With a series of projects stuck due to high cost of funds and factory output showing signs of distress, India Inc is hoping banks will now cut interest rates and help revive investor sentiment. Chief executives across sectors say with the Reserve Bank of India (RBI) now choosing growth over inflation, the rate cut is welcome but more needs to be done to revive the country’s falling economic growth.
The Index of Industrial Production (IIP) or factory output contracted 0.1 per cent in November against six per cent growth in the same month in 2011. During the April-November period, the IIP recorded just one per cent growth, down from 3.8 per cent in the corresponding period a year before. This had alarmed policy makers into trying to spur growth, even as inflation is still high at seven per cent.
RBI statistics show new projects from the corporate sector have fallen consistently in two years, while annual economic growth is expected to fall below six per cent.
S Mahalingam, chief financial officer (CFO) and executive director of India’s largest software exporter, Tata Consultancy Services, says the finance ministry needs help in the overall management of the economy, not just in containing inflation.
“The policy, therefore, has expectedly addressed the twin issues of promoting investment and enhancing liquidity. India is still an attractive destination for funds flow from overseas, looking for good returns. I think the impact of measures taken both by the government and RBI will result in improved prospects for India’s growth.”

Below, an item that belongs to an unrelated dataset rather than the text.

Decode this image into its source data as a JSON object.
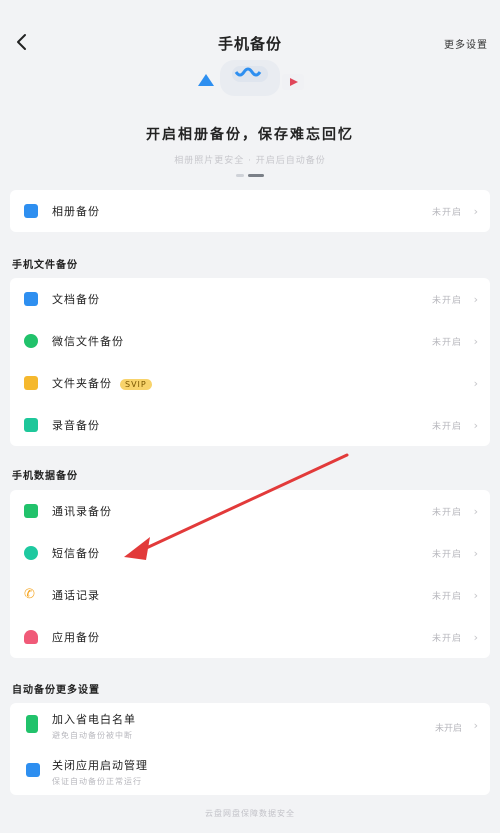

Companies in the capital-intensive infrastructure sector, which face the highest brunt of high interest rates, say growth is certainly on the RBI agenda. Says R Shanker Raman, director & CFO of Larsen & Toubro, the country’s largest infrastructure firm: “There is a need for big, coordinated effort from the government and from companies to get back to work. With RBI choosing growth over inflation, the time has come for companies to restart work.”